Monday, February 27, 2012

Ancient Maya Droughts Caused Collapse of Journalism

Last Friday an article [1] came out in Science on the perennial issue of the role played by drought in the collapse of Classic Maya civilization. Medina-Elizade and Rohling present a quantitative model of precipitation changes using four paleoclimate proxy records from Yucatán: 1) the high resolution (1-yr) δ18O record from the Chaac stalagmite from the cave of Tzabnah in Tecoh; 2) the lacustrine δ18O record from Punta Laguna; 3) the lacustrine δ18O record from Lake Chichancanab; and 4) the sediment density record from Lake Chichancanab. They authors conclude that the Terminal Classic period droughts were somewhat less severe, in part because they were discontinuous, than previously thought. The discontinuities are apparent in the high-resolution data from the Chaac stalagmite but were masked by the coarser temporal resolution of the lacustrine data sets. It’s a nice article. It builds on Medina-Elizade’s impressive work on the Chaac stalagmite [2].

The article generated considerable buzz in the popular press, but the journalists seem to have gotten the message wrong. Most of the newspaper articles have headlines like “Maya Collapse Caused by Drought” when the central message of the article is that the droughts were less severe than previously thought. Moreover, Medina-Elizade and Rohling interpret the isotopic signal to imply that most of the decrease in precipitation resulted from a decrease in tropical storms and hurricanes. (Water from hurricanes has a slightly lighter isotopic content than regular precipitation. Fascinating, no?) While cyclones provide a significant percentage of the total rainfall in the Yucatán Peninsula, they are also deleterious to human settlements and the agricultural economy because they destroy houses and crops and are usually followed (the next year) by huge forest fires (from the dead trees knocked down by the storm) and also sometimes by plagues of locusts. So, not only were the droughts more intermittent than previously believed, but the reduction in cyclonic activity may have actually been beneficial to some degree. Finally, we need to remember than the collapse started before the Terminal Classic droughts, in the west and southwest Maya lowlands (Petexbatun region, Palenque, etc.), where there is essentially no evidence of drought.

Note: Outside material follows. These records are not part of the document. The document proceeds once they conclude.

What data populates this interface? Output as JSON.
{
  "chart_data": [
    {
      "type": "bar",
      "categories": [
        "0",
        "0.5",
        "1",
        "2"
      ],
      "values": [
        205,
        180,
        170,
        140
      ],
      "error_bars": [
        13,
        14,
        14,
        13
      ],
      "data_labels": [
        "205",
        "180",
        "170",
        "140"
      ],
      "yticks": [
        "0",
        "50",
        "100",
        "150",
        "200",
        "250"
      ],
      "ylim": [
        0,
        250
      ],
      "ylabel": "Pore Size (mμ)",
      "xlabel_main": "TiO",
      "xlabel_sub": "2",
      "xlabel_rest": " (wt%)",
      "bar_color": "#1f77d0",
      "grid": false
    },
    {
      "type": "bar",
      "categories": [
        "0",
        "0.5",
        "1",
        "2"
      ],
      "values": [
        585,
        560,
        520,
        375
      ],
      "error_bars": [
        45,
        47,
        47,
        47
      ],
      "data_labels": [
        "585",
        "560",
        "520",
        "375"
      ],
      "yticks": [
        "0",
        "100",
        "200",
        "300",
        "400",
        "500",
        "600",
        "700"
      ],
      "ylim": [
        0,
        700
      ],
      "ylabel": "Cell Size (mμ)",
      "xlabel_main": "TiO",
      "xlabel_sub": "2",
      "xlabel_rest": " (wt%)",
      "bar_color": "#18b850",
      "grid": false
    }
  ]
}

An additional interesting observation: an article just came out in the journal Weather in which the authors analyze climate data drawn from Arabic historical documentary sources from Iraq for the period A.D. 816 to 1009 [3]. This period corresponds precisely to the Maya Terminal Classic period. The authors list seven droughts in this period, of which two (A.D. 897 and 913) are approximately contemporaneous with two of the major Maya droughts (A.D. 895 and 909), each of which lasted for several years [see Ref. 2].

So, I’m not saying there weren’t any droughts, but their relationship to the collapse is murky and uncertain. They probably weren’t the essential underlying cause of the collapse, which was almost certainly severe overpopulation that in turn created a critically unstable political, economic, and ecological regime, which was vulnerable to almost any kind of shock—war, drought, or environmental degradation.


References Cited

1. Medina-Elizalde, Martín and Eelco J. Rohling (2012). Collapse of Classic Maya Civilization Related to Modest Reduction in Precipitation. Science 335:956-959.

2. Medina-Elizade, Martín, Stephen J. Burns, David W. Lea, Yemane Asmerom, Lucien von Gunten, Victor Polyak, Mathias Vuille, and Ambarish Karmalkar (2010). High Resolution Stalagmite Climate Record from the Yucatán Peninsula Spanning the Maya Terminal Classic Period. Earth and Planetary Science Letters 298: 255-262.

3. Domínguez-Castro, Fernando, José Manuel Vaquero, Manuela Marín, María Cruz Gallego, and Ricardo García-Herrera (2012). How Useful Could Arab Documentary Sources Be for Reconstructing Past Climate? Weather 67(3): 76-82.

1 comment:

  1. Interesting, I was just reading T.Beach et al.'s "Impacts of the ancient Maya on soils and soil erosion in the central Maya Lowlands" and thought that perhaps droughts may have played a role. But I guess it didn't.